Abzeichen der Schweizer und Schweden im Dienst der sogenannten Neutral Nations Supervisory Commission (NNSC) auf einem Foto von der Übung «Key Resolve/F» im Jahr 2008.
Abzeichen der Schweizer und Schweden im Dienst der sogenannten Neutral Nations Supervisory Commission (NNSC) auf einem Foto von der Übung «Key Resolve/F» im Jahr 2008.
Bild: Lou Rosales

Ein hoher Blutzoll

Der Koreakrieg dauert drei Jahre, einen Monat und zwei Tage. Trotz dieses überschaubaren Zeitraums kostet er geschätzt 3 Millionen Menschen das Leben. Von den bis zu 326'863 Amerikanern, die in Asien gekämpft haben, kehren 36'574 nicht nach Hause zurück.

In Seoul werden gut 190'000 Gebäude, 55'000 Häuser und 1000 Fabriken zerstört – und dennoch wächst die Stadt nach dem Krieg durch einen Strom von Flüchtlingen auf 2,5 Millionen Einwohner an.

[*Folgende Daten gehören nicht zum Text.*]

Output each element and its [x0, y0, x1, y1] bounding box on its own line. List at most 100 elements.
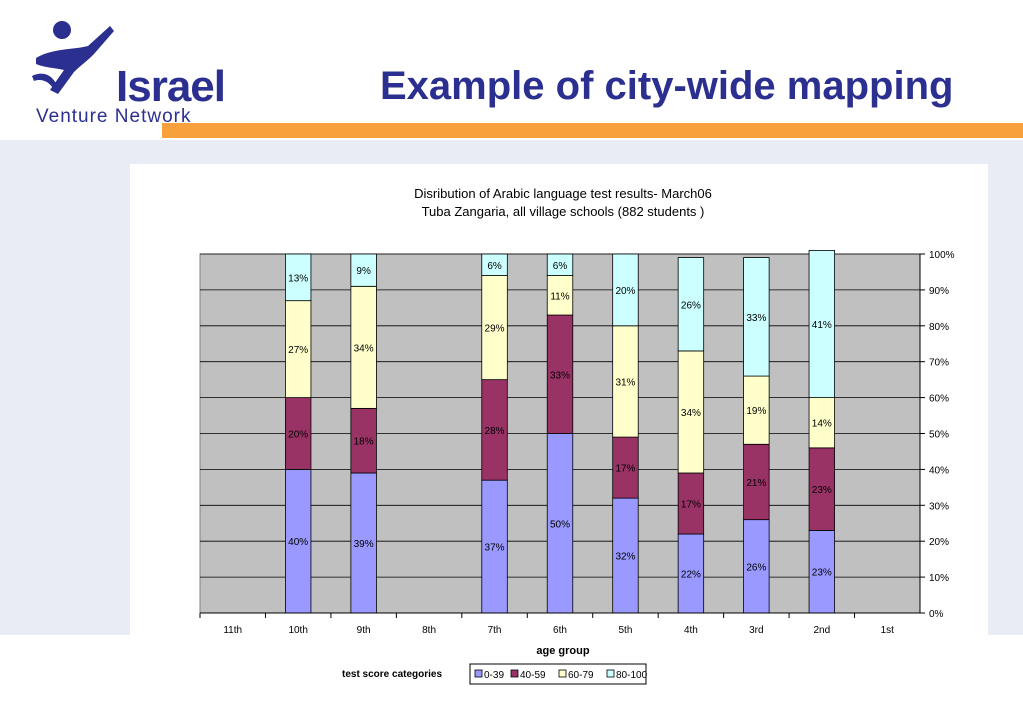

Blick auf Keijo am 1. Januar 1937: Unter japanischer Herrschaft zwischen 1910 und 1945 hiess Seoul Keijo.
Blick auf Keijo am 1. Januar 1937: Unter japanischer Herrschaft zwischen 1910 und 1945 hiess Seoul Keijo.
Bild: Gemeinfrei

Heute leben fast vier Mal so viele in der Metropole, die stetig gewachsen ist, aber heute eben auch ganz in der Nähe einer Grenze liegt, die als eine der gefährlichsten weltweit gilt. Der Konflikt ist immer noch aktuell, schwelend und bedrohlich – was ein Grund mehr ist, sich der Rückeroberung Seouls vor 70 Jahren zu erinnern.